A "moonlighting" dizinc aminopeptidase from Streptomyces griseus: Mechanisms for peptide hydrolysis and the 4x10(10)-fold acceleration of the alternative phosphodiester hydrolysis


Ercan A., Park H. I., Ming L.

BIOCHEMISTRY, vol.45, no.46, pp.13779-13793, 2006 (SCI-Expanded) identifier identifier

  • Publication Type: Article / Review
  • Volume: 45 Issue: 46
  • Publication Date: 2006
  • Doi Number: 10.1021/bi061086x
  • Journal Name: BIOCHEMISTRY
  • Journal Indexes: Science Citation Index Expanded (SCI-EXPANDED), Scopus
  • Page Numbers: pp.13779-13793
  • Abdullah Gül University Affiliated: No

Abstract

A unique "enzyme catalytic promiscuity" has recently been observed, wherein a phosphodiester and a phosphonate ester are hydrolyzed by a dinuclear aminopeptidase and its metal derivatives from Streptomyces griseus ( SgAP) [ Park, H. I., Ming, L.-J. ( 1999) Angew. Chem., Int. Ed. Engl. 38, 29142916 and Ercan, A., Park, H. I., Ming, L.- J. ( 2000) Chem. Commun. 2501- 2502]. Because tetrahedral phosphocenters often serve as transition- state inhibitors toward the hydrolysis of the peptide, phosphoester hydrolysis by peptidases is thus not expected to occur effectively and must take place through a unique mechanism.
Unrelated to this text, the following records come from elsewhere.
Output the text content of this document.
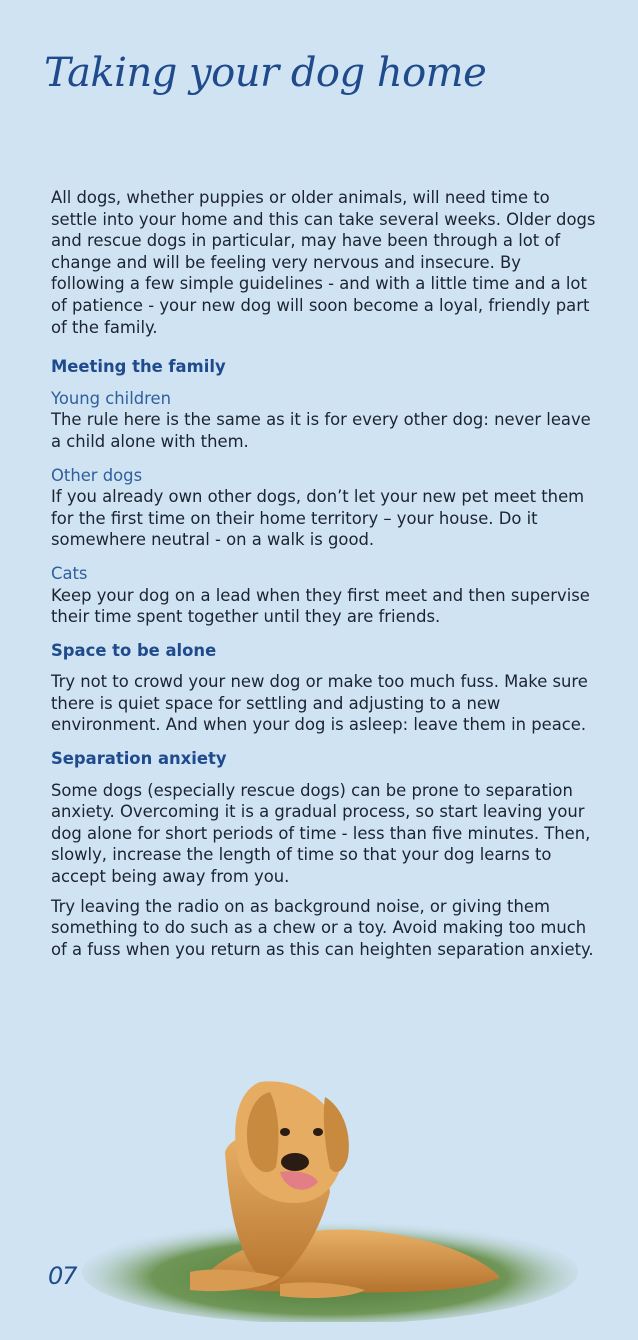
Taking your dog home

All dogs, whether puppies or older animals, will need time to settle into your home and this can take several weeks. Older dogs and rescue dogs in particular, may have been through a lot of change and will be feeling very nervous and insecure. By following a few simple guidelines - and with a little time and a lot of patience - your new dog will soon become a loyal, friendly part of the family.

Meeting the family

Young children

The rule here is the same as it is for every other dog: never leave a child alone with them.

Other dogs

If you already own other dogs, don’t let your new pet meet them for the first time on their home territory – your house. Do it somewhere neutral - on a walk is good.

Cats

Keep your dog on a lead when they first meet and then supervise their time spent together until they are friends.

Space to be alone

Try not to crowd your new dog or make too much fuss. Make sure there is quiet space for settling and adjusting to a new environment. And when your dog is asleep: leave them in peace.

Separation anxiety

Some dogs (especially rescue dogs) can be prone to separation anxiety. Overcoming it is a gradual process, so start leaving your dog alone for short periods of time - less than five minutes. Then, slowly, increase the length of time so that your dog learns to accept being away from you.

Try leaving the radio on as background noise, or giving them something to do such as a chew or a toy. Avoid making too much of a fuss when you return as this can heighten separation anxiety.

07
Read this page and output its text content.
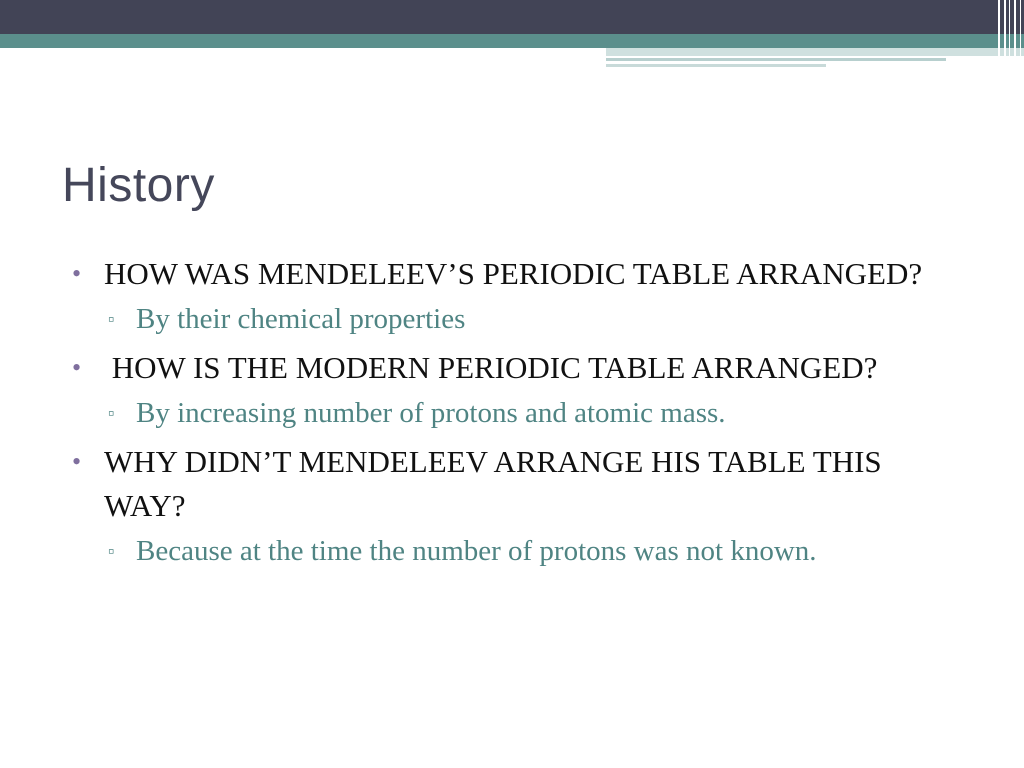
History
• HOW WAS MENDELEEV’S PERIODIC TABLE ARRANGED?
▫ By their chemical properties
• HOW IS THE MODERN PERIODIC TABLE ARRANGED?
▫ By increasing number of protons and atomic mass.
• WHY DIDN’T MENDELEEV ARRANGE HIS TABLE THIS WAY?
▫ Because at the time the number of protons was not known.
Owing to the very different structures and mechanistic requirements between phosphoesters and peptides during hydrolysis, the study of this effective phosphodiester hydrolysis by SgAP may provide further insight into the action of this enzyme that is otherwise not obtainable from regular peptide substrates. We present herein a detailed investigation of both peptide and phosphodiester hydrolyses catalyzed by SgAP. The latter exhibits a first-order rate enhancement of 4 x 10(10)-fold compared to the uncatalyzed reaction at pH 7.0 and 25 degrees C. The results suggest that peptide and phosphodiester hydrolyses by SgAP may share a common reaction mechanism to a certain extent. However, their differences in pH dependence, phosphate and fluoride inhibition patterns, and proton inventory reflect that they must follow different pathways. Mechanisms for the two hydrolyses are drawn on the basis of the results, which provide the foundation for further investigation of the catalytic promiscuity of this enzyme by means of physical and molecular biology methods. The catalytic versatility of SgAP suggests that this enzyme may serve as a unique "natural model system" for further investigation of dinuclear hydrolysis. A better understanding of enzyme catalytic promiscuity is also expected to shed light on the evolution and action of enzymes.